NCLEX-RN
NCLEX Psychosocial Integrity Questions
1. When observing an infant lying quietly in the bassinet with eyes open wide, what action should the nurse take in response to the infant's behavior?
- A. Brightening the lights in the room
- B. Encouraging the mother to talk to her baby
- C. Wrapping and then turning the infant to the side
- D. Beginning physical and behavioral assessments
Correct answer: B
Rationale: When an infant is lying quietly in a bassinet with eyes open wide, it indicates a quiet, alert state. This state is optimal for infant stimulation and interaction. Bright lights can be disturbing to newborns and may disrupt the mother-infant interaction. Wrapping and turning the infant to the side is typically done for a sleeping infant. While physical and behavioral assessments are important, in this scenario, the priority is to encourage mother-infant bonding and communication, as it is a valuable opportunity for interaction and stimulation.

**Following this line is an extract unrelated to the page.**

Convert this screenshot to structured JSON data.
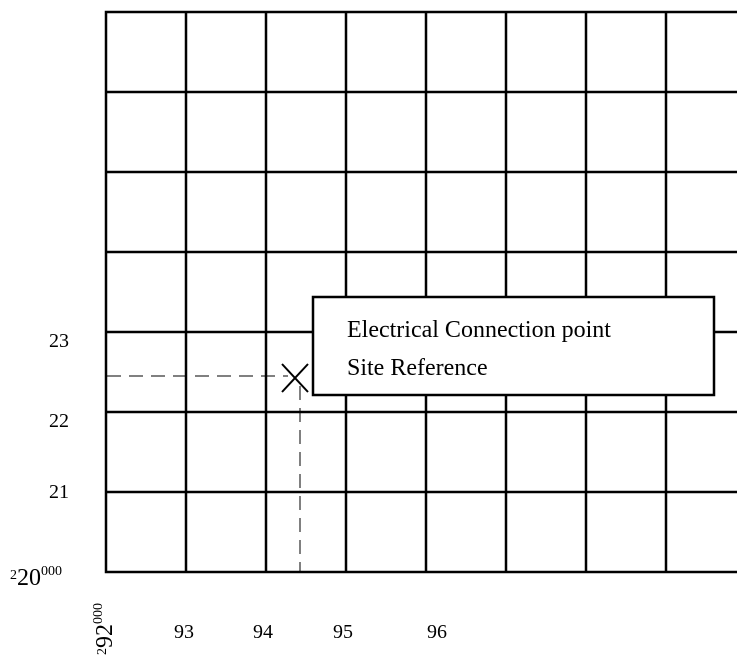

2. What does the E in the acronym DELIRIUM represent in causes contributing to delirium?
- A. EEG
- B. EKG
- C. Electrolytes
- D. Echocardiogram
Correct answer: C
Rationale: The E in the acronym DELIRIUM stands for Electrolytes. Electrolyte imbalances can lead to delirium. The other letters in the acronym represent: D = Dementia; L = Lung, liver, heart, kidney, brain; I = Infection; R = Rx Drugs; I = Injury, Pain, Stress; U = Unfamiliar environment; M = Metabolic. It is crucial to differentiate delirium from dementia, as delirium is often reversible with treatment of underlying causes. Dementia should only be considered after ruling out delirium, as addressing the contributing factors may alleviate the delirium state.
3. A client is being assessed by a nurse for increased anxiety, restlessness, and insomnia. Which of the following interventions is the first priority for the nurse?
- A. Administer anti-anxiety medications as prescribed by the healthcare provider
- B. Engage in a conversation with the client regarding methods to enhance rest and sleep
- C. Escort the client to a private room and stay with them
- D. Review the client's medical history to determine previous treatment for these issues
Correct answer: C
Rationale: The first priority when dealing with a client experiencing potential mental health issues is to ensure their safety. Taking the client to a private room helps to reduce external stimuli and staying with them ensures constant monitoring and support. This intervention can prevent any escalation of anxiety or restlessness and promote a sense of security for the client. Engaging in a conversation about improving rest and sleep is important but ensuring immediate safety takes precedence. Administering medications should only be done after the client's safety is assured. Reviewing the client's medical history, while important, is not the immediate priority when the client is exhibiting acute symptoms of anxiety and restlessness.
4. What factor is likely the reason a woman with bipolar disorder, manic episode, rarely eats?
- A. Feelings of guilt
- B. Need to control others
- C. Desire for punishment
- D. Excessive physical activity
Correct answer: D
Rationale: During a manic episode of bipolar disorder, individuals often experience hyperactivity and an inability to stay still. This hyperactivity can manifest as excessive physical activity, which can prevent them from eating regularly. The correct answer is 'Excessive physical activity' because it directly relates to the woman's lack of appetite during the manic episode. Feelings of guilt, the need to control others, and the desire for punishment are not typically associated with eating difficulties in individuals with bipolar disorder during a manic episode. Clients in a manic episode usually have heightened energy levels and may engage in activities that exhaust them, leading to a decreased focus on eating.
5. Nursing behaviors associated with the implementation phase of the nursing process are concerned with:
- A. participating in the mutual identification of patient outcomes.
- B. gathering accurate and sufficient patient-centered data.
- C. comparing patient responses and expected outcomes.
- D. carrying out interventions and coordinating care.
Correct answer: D
Rationale: During the implementation phase of the nursing process, nurses focus on executing interventions and coordinating care. This involves utilizing available resources, performing necessary interventions, exploring alternatives when needed, and collaborating with other healthcare team members to ensure comprehensive care delivery. Choice A is incorrect as it pertains more to the planning phase where patient outcomes are identified. Choice B is incorrect as it relates to data collection, which is primarily a part of the assessment phase. Choice C is incorrect as it involves evaluating patient responses against expected outcomes, which is part of the evaluation phase.